Blog: Unite Group - The Young Ones are Growing Up
by Scott Fulton & Rebecca Jamieson | 28 September 2017
It is tempting, when asked to write a blog on a visit to a British University to recant tales of excess at “peak” freshers’ week (which now seems to last a fortnight). Tempting but inaccurate. The Unite Group Capital Markets Day (CMD) took place on the campus of Aston University in glorious downtown Birmingham. At 10.30am, students appeared to be rushing to lectures looking eager and, it must be said, not suffering from a big night out. To our eyes, there was plenty of evidence that under grads were taking their studies seriously, keen to get value for the cost of a higher education.
Appropriately, the session began with an overview of the Higher Education Landscape and a review of the implications for the sector of Brexit by Dr. Diana Beech, Director of Policy and Advocacy at the Higher Education Policy Institute (HEPI).
To Dr Beech, the outlook seemed bright for the sector and in turn for Unite. In addition to UK Student demand outstripping university places, it transpires that EU students only account for 0.1% of University income which can be more than compensated by international students, who also bring with them around a £2bn contribution to the UK economy.
Vice Chancellor of Aston University, Professor Alex Cameron, followed up with an equally upbeat assessment of his own institution’s prospects, noting that Aston had graduated the first apprenticeship degree students this summer. Neatly segueing into the Unite team’s message, Professor Cameron highlighted the importance of quality accommodation at the right price for his students, a factor in Aston’s choice of Unite as a partner in the Aston Student Village (ASV), the venue for the presentations.
In terms of Unite’s own trading, the Group released a statement to the London Stock Exchange to coincide with the CMD. Richard Smith, CEO, highlighted that Unite’s 49,000 bed portfolio is now 99.0% let for the current academic year.
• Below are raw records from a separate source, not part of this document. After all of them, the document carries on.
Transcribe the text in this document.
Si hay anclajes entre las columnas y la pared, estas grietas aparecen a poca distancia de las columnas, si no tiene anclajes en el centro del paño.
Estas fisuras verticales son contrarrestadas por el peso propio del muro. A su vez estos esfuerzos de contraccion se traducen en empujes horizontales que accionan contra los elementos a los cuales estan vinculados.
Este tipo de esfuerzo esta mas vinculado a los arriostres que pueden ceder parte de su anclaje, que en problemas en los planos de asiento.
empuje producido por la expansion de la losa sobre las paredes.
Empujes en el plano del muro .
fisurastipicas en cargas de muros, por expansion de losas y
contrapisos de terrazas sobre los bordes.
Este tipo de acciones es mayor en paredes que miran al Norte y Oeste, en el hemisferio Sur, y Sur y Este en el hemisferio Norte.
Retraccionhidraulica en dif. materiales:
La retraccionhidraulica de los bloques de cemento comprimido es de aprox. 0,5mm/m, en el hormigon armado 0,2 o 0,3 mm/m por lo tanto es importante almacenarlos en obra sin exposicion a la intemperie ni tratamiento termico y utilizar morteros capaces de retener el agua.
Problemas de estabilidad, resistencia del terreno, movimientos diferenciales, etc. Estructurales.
With 60.0% of this portfolio let under nomination agreements (longer term, “block” contracts) directly to the relevant Universities, the Group now expects annual rental growth to emerge at the mid to upper end of its long term 3.0% to 3.5% guidance.
Long term development remains one of the key factors in Unite’s continued growth. Having delivered 2,100 beds in 2017 (to date), the Group has a pipeline of 6,500 to produce by 2020. Critically, these are likely to come through via nomination agreements with Universities which share Unite’s view of service quality and capital returns.
The transition to further long term agreements with Universities comes at a time when these institutions are seeking to extend their guaranteed accommodation provision to second and third year students, together with an increasing number of post-grad tenants. It was also highlighted that several Universities, including Aston, were offering guaranteed accommodation to students coming through clearing.
Unite’s ability to supply and manage large estates may be central to its continued gain in market share. Universities are under pressure to make more of their embedded capital and one of the key sources could be the transfer of existing accommodation into private ownership. As the Group highlighted, there are 300,000 University-owned beds in the UK. Components of this estate could be released to companies such as Unite to extract capital, maintain affordable rents and to secure investment in the accommodation itself.
Stock transfer is just one of three routes which the Group has utilised and continues to explore with Universities. Off-campus and on-campus development also offer opportunities. In total, Unite is currently negotiating 8 deals across this spectrum (3 each in stock transfer and on-campus with a further 2 for off-campus) comprising of between 6,000 and 8,000 beds. The Group highlighted that through its management of the relevant estates, it can improve initial development or acquisition yields from mid to high single digit returns.
Unite can secure these agreements and compete effectively for others due in no small part to its investment in its PRISM platform. This single operating structure provides the Group with critical market data and supports its active management of the estate. This platform has already delivered 25bps to 30bps in overhead efficiencies, equivalent to c. £5.0m of savings. PRISM’s ability to manage scale is likely to be a key factor in Unite’s challenge for further larger, long term contracts. It was highlighted that it played a key role in the acquisition of ASV.
Within the specific student accommodation sub-sector, Unite’s share price has outperformed its peers over the last 12 months and has outpaced the wider UK real estate sector on the same basis. Consensus forecasts for the Group have narrowed in the last 3 months towards the top end of the range as Unite’s own guidance has crystalized. Despite this, the implied valuation (on either price to NAV or dividend yield) looks appealing in the context of expected growth.
All in all, the outlook seems positive and the day flowed very smoothly…if only the journey back out of Birmingham had gone quite as effortlessly. With a plethora of one way systems and a slightly vague sat-nav, it was tempting to stay and ask for directions to the Union bar. Tempting, but on this evidence, equally inaccurate. We suspect that there would be more lift in the Library.